On the surface of the Strong Towns literature, planning regulations could be made less onerous.

It argues redevelopment requirements should be less restrictive to more easily allow new constructions, but also advocates to do away with parking requirements, as some cites, such as Edmonton, have done to lessen the burden of providing more housing units.

At the same time, city real estate agents and land developers have often argued the marketplace wants larger lots, meaning fewer homes in the same area, and suburban “estates style” lots.

They also rigorously objected to “whole community concepts the city’s land department wrote into its own subdivision plans to require a mix of housing styles and lot sizes and pricing.

Most recent land zoning hearings typically include some discussion of maintaining the existing character of the neighbourhood, the potential for rental units, or complaints about parking requirements.

“I think that information is always good,” Clark told reporters. “I’m not hearing the same things about urban intensification.

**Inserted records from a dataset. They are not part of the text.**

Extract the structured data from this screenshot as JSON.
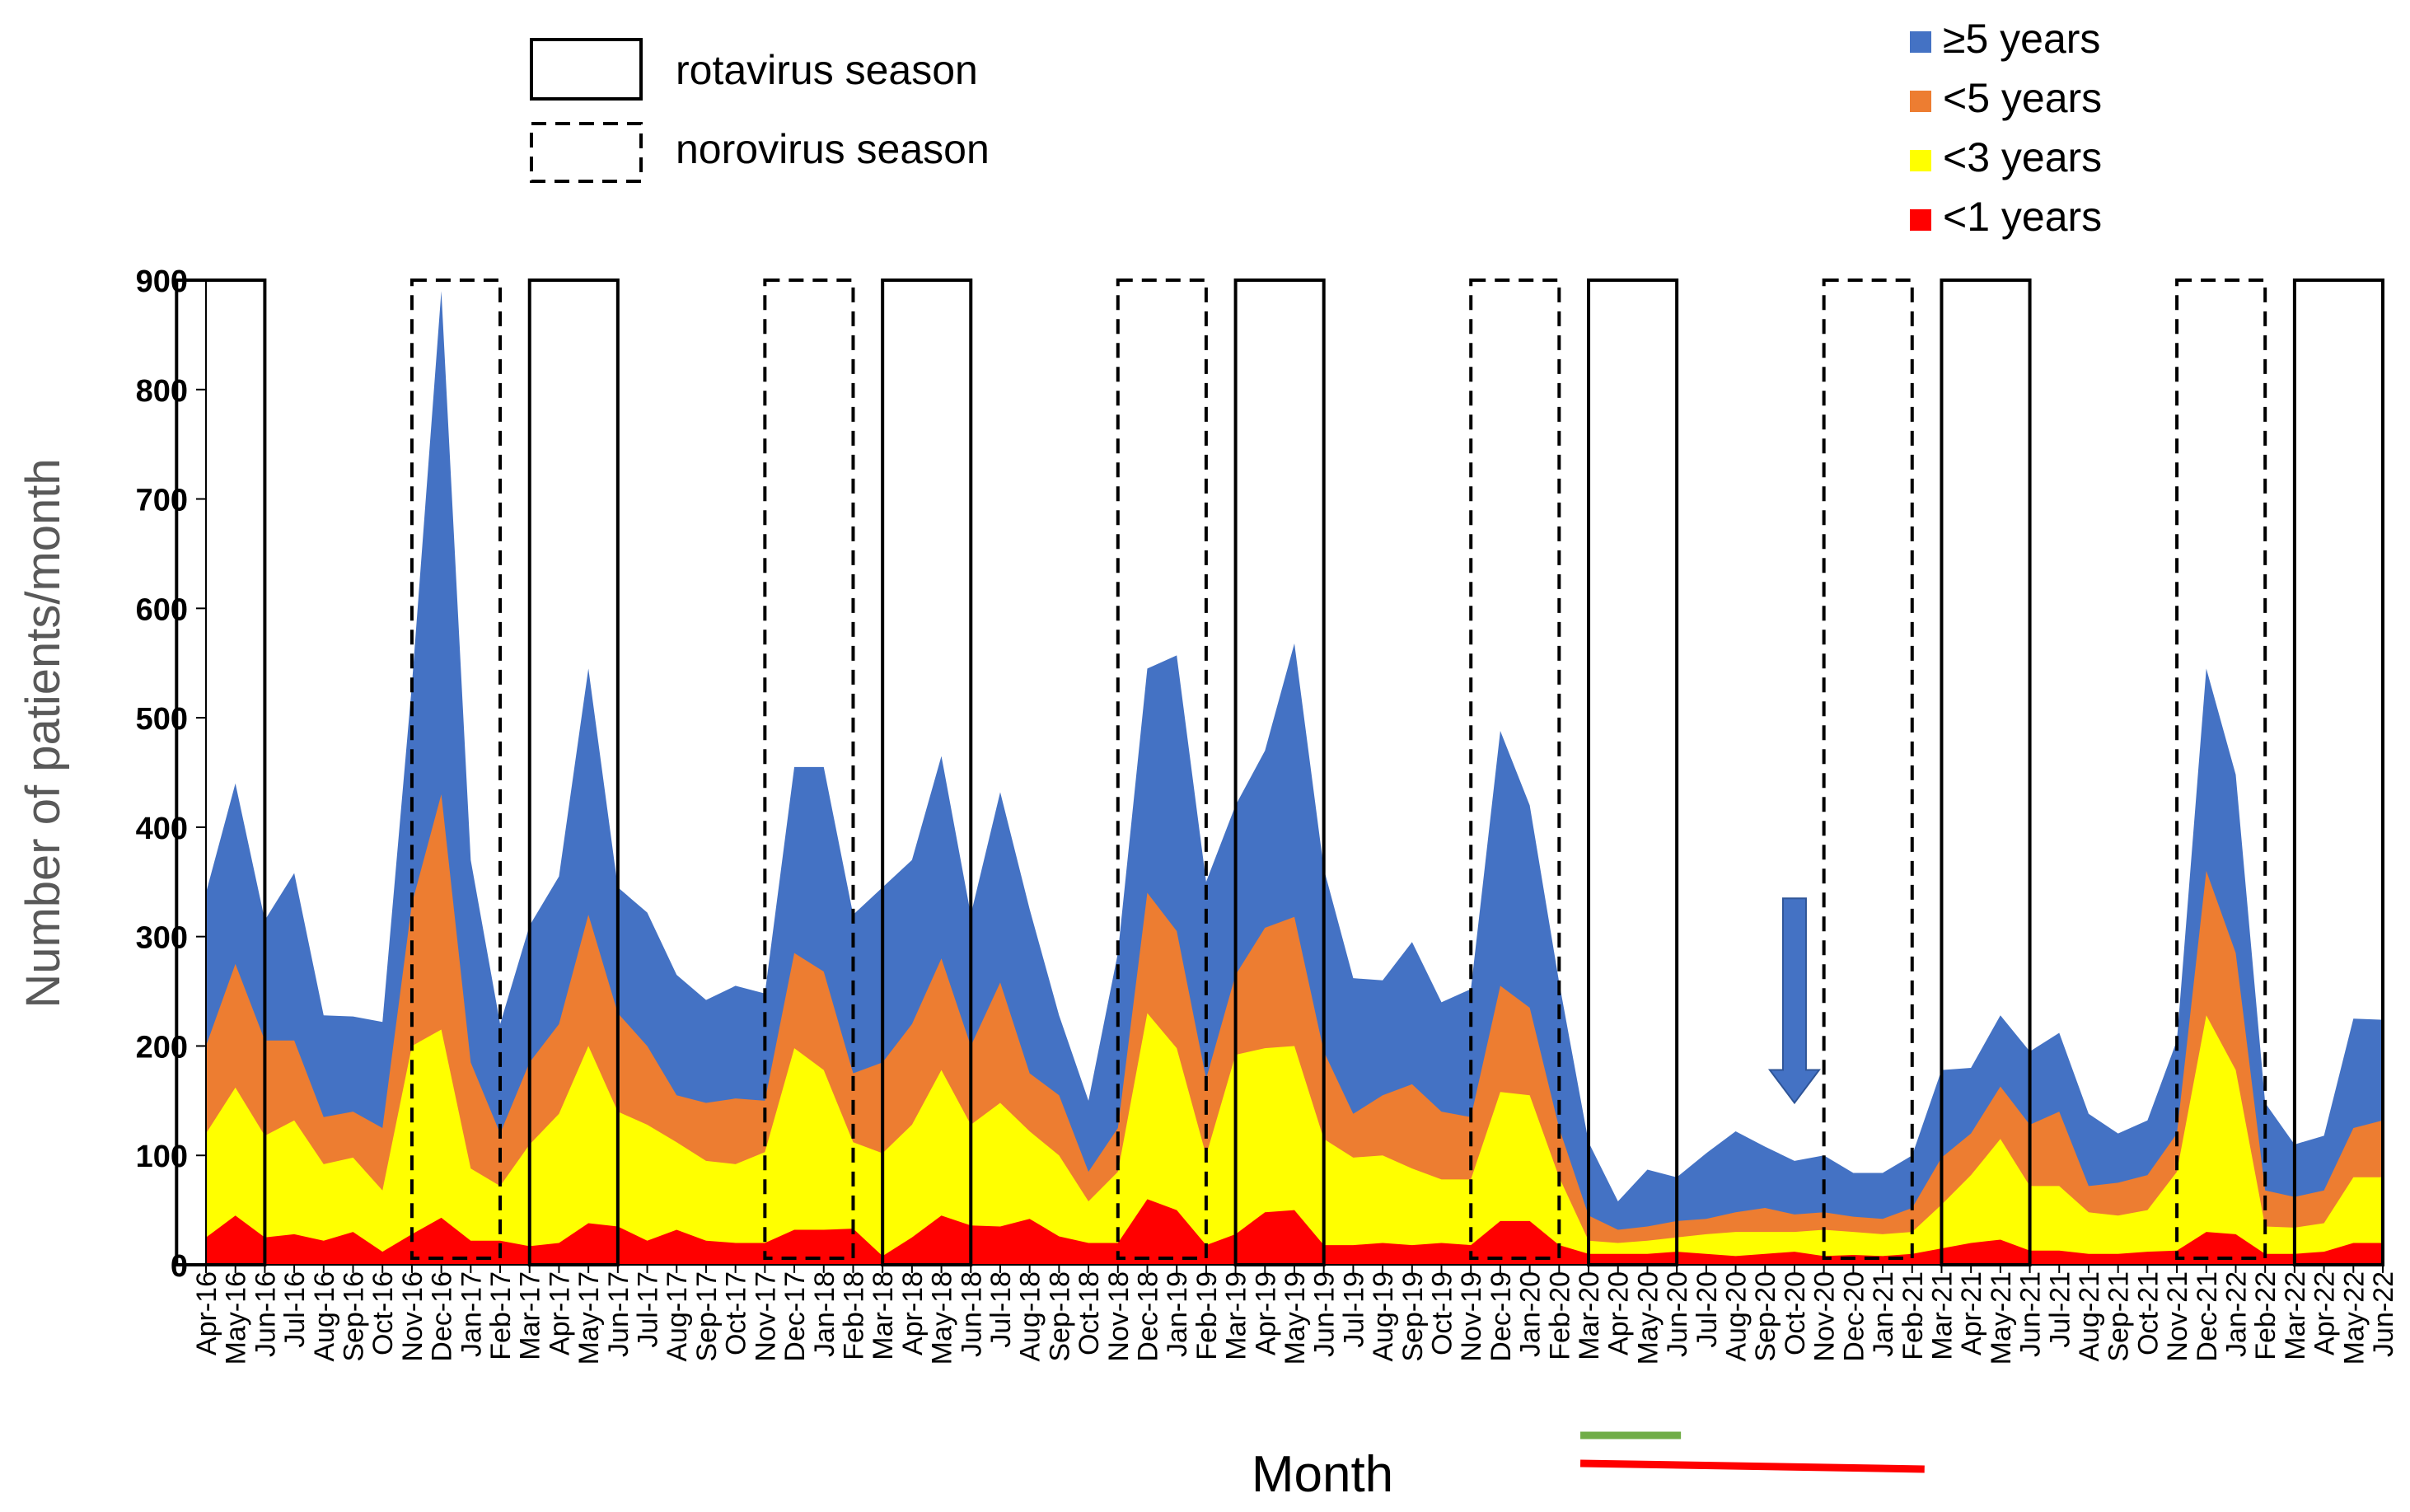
{
  "chart_data": {
    "type": "area",
    "stacked": false,
    "title": "",
    "xlabel": "Month",
    "ylabel": "Number of patients/month",
    "ylim": [
      0,
      900
    ],
    "yticks": [
      0,
      100,
      200,
      300,
      400,
      500,
      600,
      700,
      800,
      900
    ],
    "grid": false,
    "legend_position": "top-right",
    "categories": [
      "Apr-16",
      "May-16",
      "Jun-16",
      "Jul-16",
      "Aug-16",
      "Sep-16",
      "Oct-16",
      "Nov-16",
      "Dec-16",
      "Jan-17",
      "Feb-17",
      "Mar-17",
      "Apr-17",
      "May-17",
      "Jun-17",
      "Jul-17",
      "Aug-17",
      "Sep-17",
      "Oct-17",
      "Nov-17",
      "Dec-17",
      "Jan-18",
      "Feb-18",
      "Mar-18",
      "Apr-18",
      "May-18",
      "Jun-18",
      "Jul-18",
      "Aug-18",
      "Sep-18",
      "Oct-18",
      "Nov-18",
      "Dec-18",
      "Jan-19",
      "Feb-19",
      "Mar-19",
      "Apr-19",
      "May-19",
      "Jun-19",
      "Jul-19",
      "Aug-19",
      "Sep-19",
      "Oct-19",
      "Nov-19",
      "Dec-19",
      "Jan-20",
      "Feb-20",
      "Mar-20",
      "Apr-20",
      "May-20",
      "Jun-20",
      "Jul-20",
      "Aug-20",
      "Sep-20",
      "Oct-20",
      "Nov-20",
      "Dec-20",
      "Jan-21",
      "Feb-21",
      "Mar-21",
      "Apr-21",
      "May-21",
      "Jun-21",
      "Jul-21",
      "Aug-21",
      "Sep-21",
      "Oct-21",
      "Nov-21",
      "Dec-21",
      "Jan-22",
      "Feb-22",
      "Mar-22",
      "Apr-22",
      "May-22",
      "Jun-22"
    ],
    "series": [
      {
        "name": "≥5 years",
        "color": "#4472C4",
        "values": [
          340,
          440,
          315,
          358,
          228,
          227,
          222,
          530,
          890,
          370,
          220,
          310,
          355,
          545,
          345,
          322,
          265,
          242,
          255,
          248,
          455,
          455,
          320,
          345,
          370,
          465,
          320,
          432,
          325,
          228,
          150,
          285,
          545,
          557,
          350,
          420,
          470,
          568,
          362,
          262,
          260,
          295,
          240,
          252,
          488,
          420,
          258,
          112,
          58,
          87,
          80,
          102,
          122,
          108,
          95,
          100,
          84,
          84,
          100,
          178,
          180,
          228,
          195,
          212,
          138,
          120,
          132,
          205,
          545,
          448,
          148,
          110,
          118,
          225,
          224
        ]
      },
      {
        "name": "<5 years",
        "color": "#ED7D31",
        "values": [
          200,
          275,
          205,
          205,
          135,
          140,
          125,
          330,
          430,
          185,
          120,
          185,
          220,
          320,
          230,
          200,
          155,
          148,
          152,
          150,
          285,
          268,
          175,
          185,
          220,
          280,
          200,
          258,
          175,
          155,
          85,
          125,
          340,
          305,
          170,
          265,
          308,
          318,
          195,
          138,
          155,
          165,
          140,
          135,
          255,
          235,
          125,
          45,
          32,
          35,
          40,
          42,
          48,
          52,
          46,
          48,
          44,
          42,
          52,
          98,
          120,
          163,
          128,
          140,
          72,
          75,
          82,
          120,
          360,
          285,
          68,
          62,
          68,
          125,
          132
        ]
      },
      {
        "name": "<3 years",
        "color": "#FFFF00",
        "values": [
          120,
          162,
          118,
          132,
          92,
          98,
          68,
          200,
          215,
          88,
          72,
          110,
          138,
          200,
          140,
          128,
          112,
          95,
          92,
          103,
          198,
          178,
          112,
          102,
          128,
          178,
          128,
          148,
          122,
          100,
          58,
          85,
          230,
          198,
          100,
          192,
          198,
          200,
          115,
          98,
          100,
          88,
          78,
          78,
          158,
          155,
          80,
          22,
          20,
          22,
          25,
          28,
          30,
          30,
          30,
          32,
          30,
          28,
          30,
          55,
          82,
          115,
          72,
          72,
          48,
          45,
          50,
          85,
          228,
          178,
          35,
          34,
          38,
          80,
          80
        ]
      },
      {
        "name": "<1 years",
        "color": "#FF0000",
        "values": [
          25,
          45,
          25,
          28,
          22,
          30,
          12,
          28,
          43,
          22,
          22,
          17,
          20,
          38,
          35,
          22,
          32,
          22,
          20,
          20,
          32,
          32,
          33,
          8,
          25,
          45,
          36,
          35,
          42,
          26,
          20,
          20,
          60,
          50,
          18,
          28,
          48,
          50,
          18,
          18,
          20,
          18,
          20,
          18,
          40,
          40,
          18,
          10,
          10,
          10,
          12,
          10,
          8,
          10,
          12,
          8,
          9,
          8,
          10,
          15,
          20,
          23,
          13,
          13,
          10,
          10,
          12,
          13,
          30,
          28,
          10,
          10,
          12,
          20,
          20
        ]
      }
    ],
    "rotavirus_seasons": [
      [
        "Mar-16",
        "Jun-16"
      ],
      [
        "Mar-17",
        "Jun-17"
      ],
      [
        "Mar-18",
        "Jun-18"
      ],
      [
        "Mar-19",
        "Jun-19"
      ],
      [
        "Mar-20",
        "Jun-20"
      ],
      [
        "Mar-21",
        "Jun-21"
      ],
      [
        "Mar-22",
        "Jun-22"
      ]
    ],
    "norovirus_seasons": [
      [
        "Nov-16",
        "Feb-17"
      ],
      [
        "Nov-17",
        "Feb-18"
      ],
      [
        "Nov-18",
        "Feb-19"
      ],
      [
        "Nov-19",
        "Feb-20"
      ],
      [
        "Nov-20",
        "Feb-21"
      ],
      [
        "Nov-21",
        "Feb-22"
      ]
    ],
    "annotations": {
      "arrow_at": "Oct-20",
      "green_line": [
        "Mar-20",
        "Jun-20"
      ],
      "red_line": [
        "Mar-20",
        "Feb-21"
      ]
    }
  },
  "legend": {
    "rotavirus_label": "rotavirus season",
    "norovirus_label": "norovirus season"
  },
  "colors": {
    "axis": "#000000",
    "tick_label": "#000000",
    "ylabel": "#595959",
    "arrow": "#4472C4",
    "green_line": "#70AD47",
    "red_line": "#FF0000"
  }
}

Densification is maybe more a hot topic, but when we’re really able to communicate, through Strong Towns and our planning department, we really need to be looking at what our long-term liabilities are when we build.”

Clark won the 2021 mayoral race campaigning on the idea of better understanding the long-term costs of servicing new roads and utility networks to new communities.

That, in part, was also the focus of the previous council’s strategic priority to boosting overall tax base by increasing re-investment and redevelopment of existing communities, while sidestepping costs to add new utility, transportation or service networks.

Such a philosophy was written into the 2019 updates to the municipal development plan, which seeks to provide more regional access to amenities. It also calls for a halt to approving new suburban subdivisions until lot supply dwindles to certain targets, which would pause the need for near-term road and sewer construction.

At the same time however, it left a substantial number of areas in the planning queue, including major tracts of land in the city’s north and south.